Notice that in this thought experiment my reasoning mentions nothing about probabilities. I'm not interested in "my" measure, but in the measures of the outcomes that I care about. I think ASSA holds intuitive appeal to us, because historically, copying of minds isn't possible, so the measure of one's observer-moment and the measures of the outcomes that are causally related to one's decisions are strictly proportional. In that situation, it makes sense to continue to think in terms of subjective probabilities defined as ratios of measures of observer-moments. But in the more general case, ASSA doesn't hold up.

# against UD+ASSA, part 2 (9/26/2007)

In part one I argued against ASSA. Here I first summarize my argument against UD, then against the general possibility of any single objective measure.
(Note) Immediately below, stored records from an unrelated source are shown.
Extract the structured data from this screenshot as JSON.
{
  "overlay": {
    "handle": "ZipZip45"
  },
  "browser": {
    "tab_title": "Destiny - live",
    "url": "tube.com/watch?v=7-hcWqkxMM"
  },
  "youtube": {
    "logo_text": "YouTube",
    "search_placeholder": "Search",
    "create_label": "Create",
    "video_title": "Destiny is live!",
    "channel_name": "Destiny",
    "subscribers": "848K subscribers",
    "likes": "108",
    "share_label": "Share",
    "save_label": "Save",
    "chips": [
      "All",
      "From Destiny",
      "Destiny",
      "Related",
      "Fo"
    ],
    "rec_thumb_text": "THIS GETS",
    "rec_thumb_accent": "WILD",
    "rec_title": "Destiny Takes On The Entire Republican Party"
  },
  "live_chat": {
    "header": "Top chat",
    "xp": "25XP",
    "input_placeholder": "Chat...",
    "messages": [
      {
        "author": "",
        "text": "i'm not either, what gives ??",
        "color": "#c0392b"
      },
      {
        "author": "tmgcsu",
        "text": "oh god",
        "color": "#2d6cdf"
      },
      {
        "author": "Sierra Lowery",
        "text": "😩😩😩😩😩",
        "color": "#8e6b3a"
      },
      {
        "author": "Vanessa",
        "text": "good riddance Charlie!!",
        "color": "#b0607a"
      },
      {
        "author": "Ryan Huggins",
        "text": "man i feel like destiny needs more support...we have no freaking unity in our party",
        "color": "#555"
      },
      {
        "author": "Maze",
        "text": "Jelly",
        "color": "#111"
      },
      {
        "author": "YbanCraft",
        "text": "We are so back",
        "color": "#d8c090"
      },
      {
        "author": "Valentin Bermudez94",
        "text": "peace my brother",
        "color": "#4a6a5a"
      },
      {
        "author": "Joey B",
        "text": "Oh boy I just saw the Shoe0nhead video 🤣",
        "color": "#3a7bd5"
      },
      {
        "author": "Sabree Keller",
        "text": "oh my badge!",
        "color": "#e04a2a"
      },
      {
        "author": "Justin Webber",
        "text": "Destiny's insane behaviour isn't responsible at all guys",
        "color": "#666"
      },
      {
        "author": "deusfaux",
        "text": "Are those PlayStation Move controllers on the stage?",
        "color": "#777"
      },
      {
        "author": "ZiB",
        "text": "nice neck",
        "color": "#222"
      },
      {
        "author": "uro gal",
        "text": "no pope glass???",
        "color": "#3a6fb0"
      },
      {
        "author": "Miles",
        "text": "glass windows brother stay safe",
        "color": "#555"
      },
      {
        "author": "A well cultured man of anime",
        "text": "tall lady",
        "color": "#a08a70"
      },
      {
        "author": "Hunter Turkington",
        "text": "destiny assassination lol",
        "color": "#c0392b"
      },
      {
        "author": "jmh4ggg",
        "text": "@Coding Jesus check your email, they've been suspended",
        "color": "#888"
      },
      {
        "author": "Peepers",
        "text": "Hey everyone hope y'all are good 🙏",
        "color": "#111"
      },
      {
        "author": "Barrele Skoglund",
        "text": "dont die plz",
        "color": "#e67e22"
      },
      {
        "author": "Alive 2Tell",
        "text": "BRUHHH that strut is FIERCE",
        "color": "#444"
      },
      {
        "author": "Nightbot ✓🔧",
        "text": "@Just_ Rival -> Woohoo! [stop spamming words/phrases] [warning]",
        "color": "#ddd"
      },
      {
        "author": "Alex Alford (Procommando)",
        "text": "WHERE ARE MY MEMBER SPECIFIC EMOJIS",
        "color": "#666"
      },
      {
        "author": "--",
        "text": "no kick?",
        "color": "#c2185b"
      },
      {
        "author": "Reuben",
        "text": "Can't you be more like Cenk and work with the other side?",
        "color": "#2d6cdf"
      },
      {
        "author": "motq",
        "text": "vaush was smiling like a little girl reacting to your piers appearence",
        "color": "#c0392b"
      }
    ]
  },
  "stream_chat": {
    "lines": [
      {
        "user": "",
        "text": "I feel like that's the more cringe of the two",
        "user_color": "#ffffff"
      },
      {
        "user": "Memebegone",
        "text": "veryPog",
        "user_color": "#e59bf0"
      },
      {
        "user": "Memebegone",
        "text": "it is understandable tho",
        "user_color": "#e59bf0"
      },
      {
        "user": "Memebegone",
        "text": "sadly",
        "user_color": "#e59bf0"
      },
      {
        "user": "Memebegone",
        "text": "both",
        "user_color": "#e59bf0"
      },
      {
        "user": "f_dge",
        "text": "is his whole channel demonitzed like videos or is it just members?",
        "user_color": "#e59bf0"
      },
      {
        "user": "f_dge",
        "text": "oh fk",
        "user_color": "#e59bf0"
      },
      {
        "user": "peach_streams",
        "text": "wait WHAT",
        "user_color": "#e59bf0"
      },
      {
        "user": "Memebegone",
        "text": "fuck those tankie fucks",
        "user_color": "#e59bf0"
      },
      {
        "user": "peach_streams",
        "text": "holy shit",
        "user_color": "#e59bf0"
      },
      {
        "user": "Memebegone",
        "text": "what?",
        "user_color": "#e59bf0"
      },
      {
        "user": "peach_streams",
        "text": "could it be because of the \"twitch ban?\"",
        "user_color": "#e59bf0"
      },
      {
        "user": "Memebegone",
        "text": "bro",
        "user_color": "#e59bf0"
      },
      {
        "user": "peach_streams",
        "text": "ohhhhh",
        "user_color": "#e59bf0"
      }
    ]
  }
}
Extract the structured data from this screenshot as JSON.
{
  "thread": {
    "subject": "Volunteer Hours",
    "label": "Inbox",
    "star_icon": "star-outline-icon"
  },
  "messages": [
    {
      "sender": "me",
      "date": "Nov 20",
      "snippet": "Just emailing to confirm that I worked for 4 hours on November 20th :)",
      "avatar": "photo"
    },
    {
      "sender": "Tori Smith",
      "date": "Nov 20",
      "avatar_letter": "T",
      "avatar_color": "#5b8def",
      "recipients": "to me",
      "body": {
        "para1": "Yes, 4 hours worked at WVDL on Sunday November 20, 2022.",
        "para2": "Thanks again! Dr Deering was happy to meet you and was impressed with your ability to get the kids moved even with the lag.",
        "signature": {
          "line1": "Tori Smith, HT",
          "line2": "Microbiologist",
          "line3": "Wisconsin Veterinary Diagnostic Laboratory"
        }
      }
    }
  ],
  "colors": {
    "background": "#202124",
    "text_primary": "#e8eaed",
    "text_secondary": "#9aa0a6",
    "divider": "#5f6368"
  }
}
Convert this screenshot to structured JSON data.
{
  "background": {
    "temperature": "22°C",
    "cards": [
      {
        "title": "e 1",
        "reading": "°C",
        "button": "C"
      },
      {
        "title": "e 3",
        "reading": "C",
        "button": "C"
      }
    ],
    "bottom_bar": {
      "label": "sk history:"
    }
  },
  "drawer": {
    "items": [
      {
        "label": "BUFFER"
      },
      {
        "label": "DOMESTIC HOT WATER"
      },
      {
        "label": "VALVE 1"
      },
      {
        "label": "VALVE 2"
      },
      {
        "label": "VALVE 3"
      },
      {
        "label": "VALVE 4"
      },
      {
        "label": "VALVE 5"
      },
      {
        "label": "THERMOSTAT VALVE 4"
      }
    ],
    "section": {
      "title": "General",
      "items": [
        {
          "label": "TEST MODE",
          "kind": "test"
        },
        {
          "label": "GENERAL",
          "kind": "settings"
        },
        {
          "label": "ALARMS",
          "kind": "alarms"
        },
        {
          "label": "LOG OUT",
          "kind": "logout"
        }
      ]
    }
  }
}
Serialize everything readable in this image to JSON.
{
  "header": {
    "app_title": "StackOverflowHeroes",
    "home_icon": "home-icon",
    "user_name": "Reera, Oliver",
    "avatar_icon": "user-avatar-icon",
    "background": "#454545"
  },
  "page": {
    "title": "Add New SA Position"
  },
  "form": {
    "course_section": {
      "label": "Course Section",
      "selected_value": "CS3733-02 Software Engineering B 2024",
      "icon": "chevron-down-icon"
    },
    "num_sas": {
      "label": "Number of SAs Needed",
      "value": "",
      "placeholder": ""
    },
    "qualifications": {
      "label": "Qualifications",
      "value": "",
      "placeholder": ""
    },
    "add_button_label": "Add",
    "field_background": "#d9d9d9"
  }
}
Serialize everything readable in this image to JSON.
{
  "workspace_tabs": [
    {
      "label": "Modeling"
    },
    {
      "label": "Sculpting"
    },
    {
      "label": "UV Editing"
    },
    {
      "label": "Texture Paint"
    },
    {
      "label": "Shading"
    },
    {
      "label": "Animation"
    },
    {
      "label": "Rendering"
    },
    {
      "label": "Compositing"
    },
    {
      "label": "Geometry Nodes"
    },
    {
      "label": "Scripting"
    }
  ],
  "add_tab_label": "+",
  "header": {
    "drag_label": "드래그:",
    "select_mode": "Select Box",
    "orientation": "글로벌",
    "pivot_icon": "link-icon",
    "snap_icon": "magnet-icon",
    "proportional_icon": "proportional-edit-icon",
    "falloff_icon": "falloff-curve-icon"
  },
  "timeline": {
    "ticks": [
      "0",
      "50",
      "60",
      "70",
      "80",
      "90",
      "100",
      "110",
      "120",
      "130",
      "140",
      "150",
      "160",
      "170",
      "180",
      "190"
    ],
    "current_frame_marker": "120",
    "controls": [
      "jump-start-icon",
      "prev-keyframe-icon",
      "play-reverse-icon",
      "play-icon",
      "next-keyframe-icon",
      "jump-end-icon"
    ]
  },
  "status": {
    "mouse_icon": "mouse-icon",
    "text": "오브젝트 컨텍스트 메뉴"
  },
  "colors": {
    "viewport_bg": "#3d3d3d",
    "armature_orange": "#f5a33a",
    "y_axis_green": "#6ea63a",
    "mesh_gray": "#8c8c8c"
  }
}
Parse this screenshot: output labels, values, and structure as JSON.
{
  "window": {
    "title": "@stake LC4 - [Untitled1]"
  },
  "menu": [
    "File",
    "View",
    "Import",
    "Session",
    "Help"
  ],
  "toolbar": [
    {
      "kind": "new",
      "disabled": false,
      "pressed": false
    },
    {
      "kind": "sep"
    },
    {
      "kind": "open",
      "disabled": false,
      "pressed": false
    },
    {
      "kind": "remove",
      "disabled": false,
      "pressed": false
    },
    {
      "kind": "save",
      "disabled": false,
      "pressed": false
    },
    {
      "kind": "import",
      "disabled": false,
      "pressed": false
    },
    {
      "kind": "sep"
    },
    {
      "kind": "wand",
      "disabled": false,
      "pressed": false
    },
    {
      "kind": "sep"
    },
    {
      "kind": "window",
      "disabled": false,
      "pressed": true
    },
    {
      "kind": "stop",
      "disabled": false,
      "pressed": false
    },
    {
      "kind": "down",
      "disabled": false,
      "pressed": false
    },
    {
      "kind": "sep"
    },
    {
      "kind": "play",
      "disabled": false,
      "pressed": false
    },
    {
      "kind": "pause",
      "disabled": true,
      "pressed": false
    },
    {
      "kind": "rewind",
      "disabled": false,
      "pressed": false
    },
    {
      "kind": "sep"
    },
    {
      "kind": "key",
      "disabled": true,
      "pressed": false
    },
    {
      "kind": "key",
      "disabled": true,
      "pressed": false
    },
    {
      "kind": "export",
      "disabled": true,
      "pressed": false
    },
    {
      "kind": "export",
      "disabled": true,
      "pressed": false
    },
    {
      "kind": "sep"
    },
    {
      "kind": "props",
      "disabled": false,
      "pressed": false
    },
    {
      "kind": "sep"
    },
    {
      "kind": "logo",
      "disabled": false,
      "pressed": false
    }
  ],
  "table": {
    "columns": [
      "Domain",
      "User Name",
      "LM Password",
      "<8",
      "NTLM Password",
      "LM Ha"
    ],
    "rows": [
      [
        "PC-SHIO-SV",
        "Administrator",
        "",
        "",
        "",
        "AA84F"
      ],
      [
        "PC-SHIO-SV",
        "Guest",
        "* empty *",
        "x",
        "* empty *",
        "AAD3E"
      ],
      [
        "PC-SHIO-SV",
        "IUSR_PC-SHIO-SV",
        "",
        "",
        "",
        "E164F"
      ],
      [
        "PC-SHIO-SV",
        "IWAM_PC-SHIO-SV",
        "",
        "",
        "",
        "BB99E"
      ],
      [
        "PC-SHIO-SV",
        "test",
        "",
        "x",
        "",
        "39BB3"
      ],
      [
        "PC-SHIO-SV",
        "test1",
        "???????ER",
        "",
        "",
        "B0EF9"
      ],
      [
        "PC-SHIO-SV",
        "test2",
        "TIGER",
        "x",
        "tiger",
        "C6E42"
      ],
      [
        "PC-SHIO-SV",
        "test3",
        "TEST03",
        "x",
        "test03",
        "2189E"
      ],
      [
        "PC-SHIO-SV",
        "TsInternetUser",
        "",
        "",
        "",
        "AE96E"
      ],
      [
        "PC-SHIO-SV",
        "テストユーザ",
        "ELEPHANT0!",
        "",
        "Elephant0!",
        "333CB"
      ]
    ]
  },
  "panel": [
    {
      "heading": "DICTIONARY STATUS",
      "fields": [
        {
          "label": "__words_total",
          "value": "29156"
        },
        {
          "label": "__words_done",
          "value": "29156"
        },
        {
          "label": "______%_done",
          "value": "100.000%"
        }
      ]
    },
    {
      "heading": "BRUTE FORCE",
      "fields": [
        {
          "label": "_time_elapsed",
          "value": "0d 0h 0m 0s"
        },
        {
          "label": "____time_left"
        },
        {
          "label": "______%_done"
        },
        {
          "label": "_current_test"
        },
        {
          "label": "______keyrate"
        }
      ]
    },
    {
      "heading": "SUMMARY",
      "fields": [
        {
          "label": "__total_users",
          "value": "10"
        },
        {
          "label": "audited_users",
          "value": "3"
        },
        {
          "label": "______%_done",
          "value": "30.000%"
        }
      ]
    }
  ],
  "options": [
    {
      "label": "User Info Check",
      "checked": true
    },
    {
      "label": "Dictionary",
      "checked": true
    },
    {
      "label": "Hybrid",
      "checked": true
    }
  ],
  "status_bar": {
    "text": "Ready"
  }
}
- There is an infinite number of universal Turing machines, so there is an infinite number of UD. If we want to use one UD as an objective measure, there has to be a universal Turing machine that is somehow uniquely suitable for this purpose. Why that UTM and not some other? We don't even know what that justification might look like.
- Computation is just a small subset of math. I knew this was the case,
having learned about oracle machines in my theory of computation class. But
I didn't realize just how small a subset until I read
*Theory of Recursive Functions and Effective Computability*, by Hartley Rogers. Given that there is so much mathematical structure outside of computation, why should they not exist? How can we be*sure*that they don't exist? If we are not*sure*, then we have to take the possibility of their existence into account when making decisions, in which case we still need a measure in which they have non-zero measures. - At this point I started looking for another measure that can replace UD. I came up with what I called "set theoretic universal measure", where the measure of a set is inversely related to the length of its description in a formal set theory. Set theory covers a lot more math, but otherwise we still have the same problems. Which formal set theory do we use? And how can we be sure that all structures that can possibly exist possible can be formalized as sets? (An example of something that can't would be a device that can decide the truth value of any set theoretic statement.)
- Besides the lack of good candidates, the demise of ASSA means we don't need an objective measure anymore. There is no longer an issue of sampling, so we don't need an objective measure to sample from. The thought experiment in part 1 of "against UD+ASSA" points out that in general, it's not the measure of one's observer-moment that matters, but the measures of the outcomes that are causally related to one's decisions. Those measures can be interpreted as indications of how much one cares about the outcomes, and therefore can be subjective.

So where does this chain of thought lead us? I think UD+ASSA, while flawed, can serve as a kind of stepping stone towards a more general rationality. Somehow UD+ASSA is more intuitively appealing, whereas truly generalized rationality looks very alien to us. I'm not sure any of us can really practice the latter, even if we can accept it philosophically. But perhaps our descendents can. One danger I see with UD+ASSA is we'll program it into an AI, and the AI will be forever stuck with the idea that non-computable phenomenon can't exist, no matter what evidence it might observe.